Peki, AK Parti ne diyor?.. Bahçeli’nin son açıklaması, 1 Ekim’den bu yana attığı adımlar ve yaptığı açıklamaları tamamlayıcı nitelikte.

Nihai hedef, PKK’nın silah bırakması, örgütün kendini lağvetmesi ve bu ülkenin bir parçası olarak ülke çıkarlarına hizmet etme noktasına gelmesi ve sivil demokratik toplumsal bir yapı olarak sistem içine dahil olması. Bahçeli’nin de bizim de ölçütümüz bu."

***

“Bunu sağlamak için ya mevcut yolları kullanırsınız veya yeni bir yol açarsınız.
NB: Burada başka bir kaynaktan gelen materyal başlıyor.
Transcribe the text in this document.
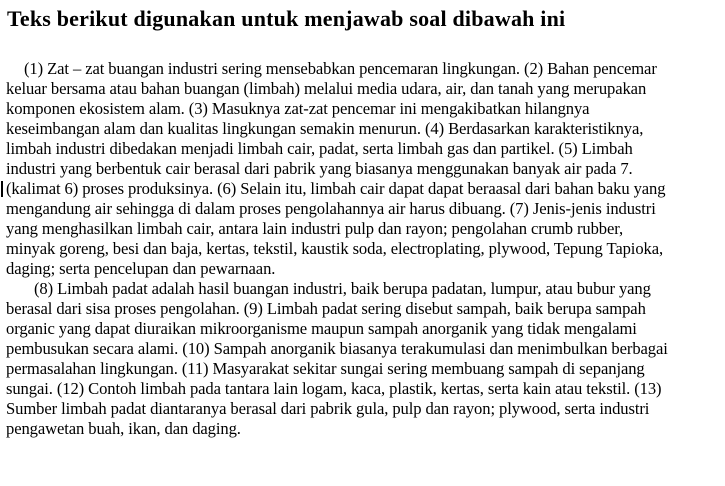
Teks berikut digunakan untuk menjawab soal dibawah ini
(1) Zat – zat buangan industri sering mensebabkan pencemaran lingkungan. (2) Bahan pencemar
keluar bersama atau bahan buangan (limbah) melalui media udara, air, dan tanah yang merupakan
komponen ekosistem alam. (3) Masuknya zat-zat pencemar ini mengakibatkan hilangnya
keseimbangan alam dan kualitas lingkungan semakin menurun. (4) Berdasarkan karakteristiknya,
limbah industri dibedakan menjadi limbah cair, padat, serta limbah gas dan partikel. (5) Limbah
industri yang berbentuk cair berasal dari pabrik yang biasanya menggunakan banyak air pada 7.
(kalimat 6) proses produksinya. (6) Selain itu, limbah cair dapat dapat beraasal dari bahan baku yang
mengandung air sehingga di dalam proses pengolahannya air harus dibuang. (7) Jenis-jenis industri
yang menghasilkan limbah cair, antara lain industri pulp dan rayon; pengolahan crumb rubber,
minyak goreng, besi dan baja, kertas, tekstil, kaustik soda, electroplating, plywood, Tepung Tapioka,
daging; serta pencelupan dan pewarnaan.
(8) Limbah padat adalah hasil buangan industri, baik berupa padatan, lumpur, atau bubur yang
berasal dari sisa proses pengolahan. (9) Limbah padat sering disebut sampah, baik berupa sampah
organic yang dapat diuraikan mikroorganisme maupun sampah anorganik yang tidak mengalami
pembusukan secara alami. (10) Sampah anorganik biasanya terakumulasi dan menimbulkan berbagai
permasalahan lingkungan. (11) Masyarakat sekitar sungai sering membuang sampah di sepanjang
sungai. (12) Contoh limbah pada tantara lain logam, kaca, plastik, kertas, serta kain atau tekstil. (13)
Sumber limbah padat diantaranya berasal dari pabrik gula, pulp dan rayon; plywood, serta industri
pengawetan buah, ikan, dan daging.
Geçmişte kullanılan yolların olumlu sonuç üretmediğini herkes gördü. Şimdi Bahçeli muazzam bir yol açtı. Bütün ezberleri bozdu.”

***

"Şimdiye kadar, herkes kendi denklemi içinde olması gerekenleri söylüyordu.  DEM Parti, 'PKK yanımda dursun, şiddet devam etsin ama beni de ayrı tut, ben özgürlük barış diyeyim' diyordu. Bu olmaz, kendi alışkanlıklarınızı bir kenara bırakmak gerekiyor."

'İmralı izni teknik bir konu. Önemli olan, ezberleri değiştirmek'

***

Bahçeli’nin çağrısının ardından, DEM Parti’ye “İmralı kapısının açılıp açılmayacağı” konusunda ise şu görüşler dile getiriliyor:

***

“İmralı'ya gidiş izni verilmesi teknik bir konu. Ama önemli olan mevcut ezberleri, alışkanlıkları değiştirmek. Adalet Bakanlığı bu başvuruyu değerlendirir. Milletvekilleri olabilir, Meclis İnsan Hakları Komisyonu’nun Cezaevleri Alt Komisyonumuz var, onlar olabilir.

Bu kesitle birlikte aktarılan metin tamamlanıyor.